"Now it's a more favorable market for employers, and the companies that will receive the most benefits will be the Russian companies," said Tremayne Elson, managing director at Antal, a recruitment agency. "They'll be able to get a better selection of people, for cheaper."
Yelena Sidorenko, a headhunter for Staffwell, said the people facing the biggest cutbacks were specialists in equity sales and research, trading and portfolio management, while staff in other sectors may be more insulated.
The banking sector has switched from a candidate-driven market to a client-driven market in the past four to six months, said Ronald Smith, chief strategist at Alfa Bank. He said rumors of trouble at several Russian investment banks likely implied future downsizing.
When banks struggle, "there's always a good chance that there's going to be a headcount reduction," Smith said. "For the banks that survive, I think you're going to see a quality increase [in talent]."

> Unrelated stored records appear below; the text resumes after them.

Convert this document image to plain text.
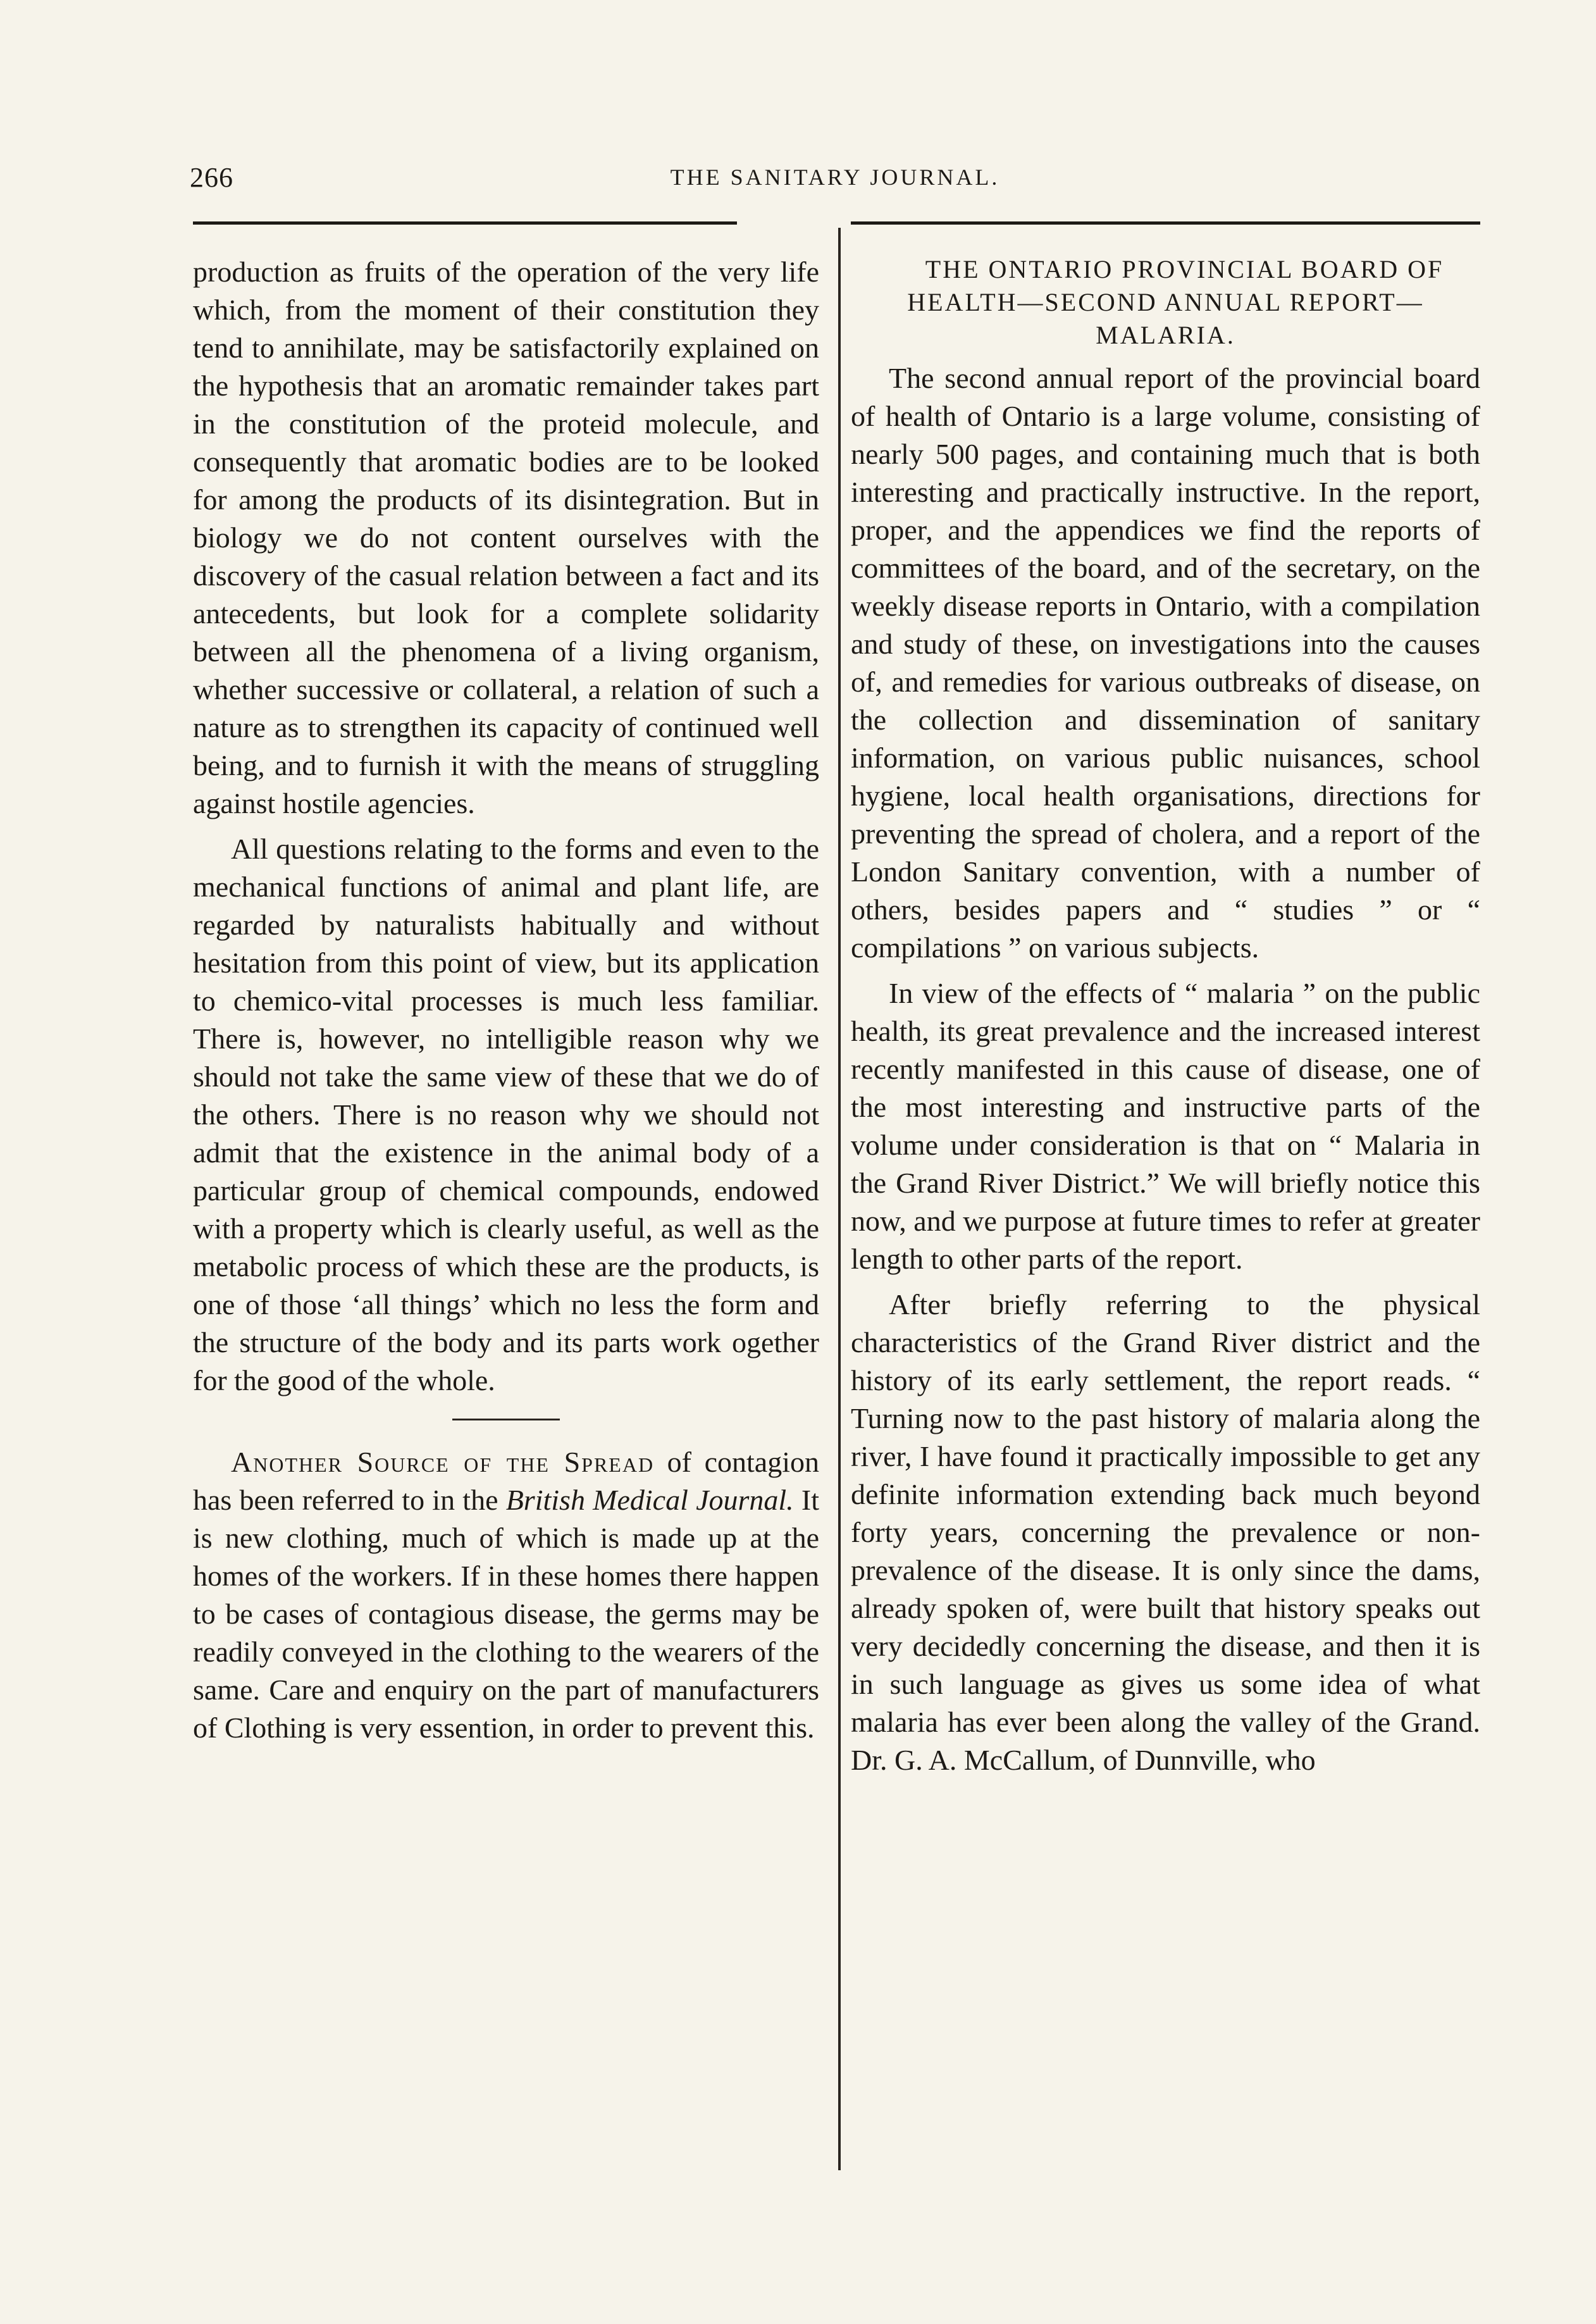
266	THE SANITARY JOURNAL.

production as fruits of the operation of the very life which, from the moment of their constitution they tend to annihilate, may be satisfactorily explained on the hypothesis that an aromatic remainder takes part in the constitution of the proteid molecule, and consequently that aromatic bodies are to be looked for among the products of its disintegration. But in biology we do not content ourselves with the discovery of the casual relation between a fact and its antecedents, but look for a complete solidarity between all the phenomena of a living organism, whether successive or collateral, a relation of such a nature as to strengthen its capacity of continued well being, and to furnish it with the means of struggling against hostile agencies.

All questions relating to the forms and even to the mechanical functions of animal and plant life, are regarded by naturalists habitually and without hesitation from this point of view, but its application to chemico-vital processes is much less familiar. There is, however, no intelligible reason why we should not take the same view of these that we do of the others. There is no reason why we should not admit that the existence in the animal body of a particular group of chemical compounds, endowed with a property which is clearly useful, as well as the metabolic process of which these are the products, is one of those ‘all things’ which no less the form and the structure of the body and its parts work ogether for the good of the whole.

Another Source of the Spread of contagion has been referred to in the British Medical Journal. It is new clothing, much of which is made up at the homes of the workers. If in these homes there happen to be cases of contagious disease, the germs may be readily conveyed in the clothing to the wearers of the same. Care and enquiry on the part of manufacturers of Clothing is very essention, in order to prevent this.

THE ONTARIO PROVINCIAL BOARD OF HEALTH—SECOND ANNUAL REPORT—MALARIA.

The second annual report of the provincial board of health of Ontario is a large volume, consisting of nearly 500 pages, and containing much that is both interesting and practically instructive. In the report, proper, and the appendices we find the reports of committees of the board, and of the secretary, on the weekly disease reports in Ontario, with a compilation and study of these, on investigations into the causes of, and remedies for various outbreaks of disease, on the collection and dissemination of sanitary information, on various public nuisances, school hygiene, local health organisations, directions for preventing the spread of cholera, and a report of the London Sanitary convention, with a number of others, besides papers and “ studies ” or “ compilations ” on various subjects.

In view of the effects of “ malaria ” on the public health, its great prevalence and the increased interest recently manifested in this cause of disease, one of the most interesting and instructive parts of the volume under consideration is that on “ Malaria in the Grand River District.” We will briefly notice this now, and we purpose at future times to refer at greater length to other parts of the report.

After briefly referring to the physical characteristics of the Grand River district and the history of its early settlement, the report reads. “ Turning now to the past history of malaria along the river, I have found it practically impossible to get any definite information extending back much beyond forty years, concerning the prevalence or non-prevalence of the disease. It is only since the dams, already spoken of, were built that history speaks out very decidedly concerning the disease, and then it is in such language as gives us some idea of what malaria has ever been along the valley of the Grand. Dr. G. A. McCallum, of Dunnville, who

Natalya Konovalova, spokeswoman for PIK Group, one of the country's largest residential construction companies, said that while PIK itself did not expect any layoffs, other companies in the debt-based sector might.
"There was a deficit of qualified and experienced personnel in construction over the last few years, and now if more specialists become available it may make the market more balanced," she said.
Sidorenko of Staffwell predicted it would still be several months before the job market felt the repercussions of corporate downsizing. "We are not likely to see a serious round of layoffs until early 2009," she said, and added that some sectors might escape unscathed.
Among those sectors are consumer goods, where sales are booming as ordinary Russians spend.
Josef Donhauser, general manager of Puma Russia, which began operations in Russia in 1998, said that despite the crisis, his company would still increase headcount by 20 percent in 2008 and will continue expanding staff through 2009.
"Our company, at least in Russia, is still at the stage of building up a strong organization," Donhauser said.
He said Puma Russia, as a middle-end consumer goods retailer, had been largely unaffected by the crisis. People are still "spending the money, I think, for food and clothes," he said.
Like Puma Russia, DHL Solutions will also continue to increase its regional headcount through 2009, said general manager Nore Kamoun.
He added that while the crisis might produce a more competitive work force in the short term, in the long term Russia will likely return to having an overheated labor market.
"Long term, we are still facing the same problem, where there is the demographic issue of a deceasing population and the demand [for talented labor] is bigger than the supply," he said.
Elson, the recruiter, said the crisis would likely be beneficial for Russian companies, recalling the three years following the 1998 economic crisis, when Western firms largely abandoned the Russian market and local startups had greater opportunity for development.
"Immediately after the crisis until 2001 was a golden period for Russian firms to come in," Elson said. Russian companies "saw the opportunity and took it."
Yevroset spokeswoman Natalya Aristova also cited 1998 as an historical example. "After the 1998 crisis, CEO Yevgeny Chichvarkin could afford to hire exclusively people with a higher education," Aristova said. "As a result of this crisis, a number of good people may end up looking for a job, and we will use this to our advantage."
Kamoun of DHL Solutions, however, said it was impossible to compare today's crisis with the 1998 meltdown. "Today in Russia there is a stable foundation politically and economically," Kamoun said. "I don't see Western companies [running] out of Russia."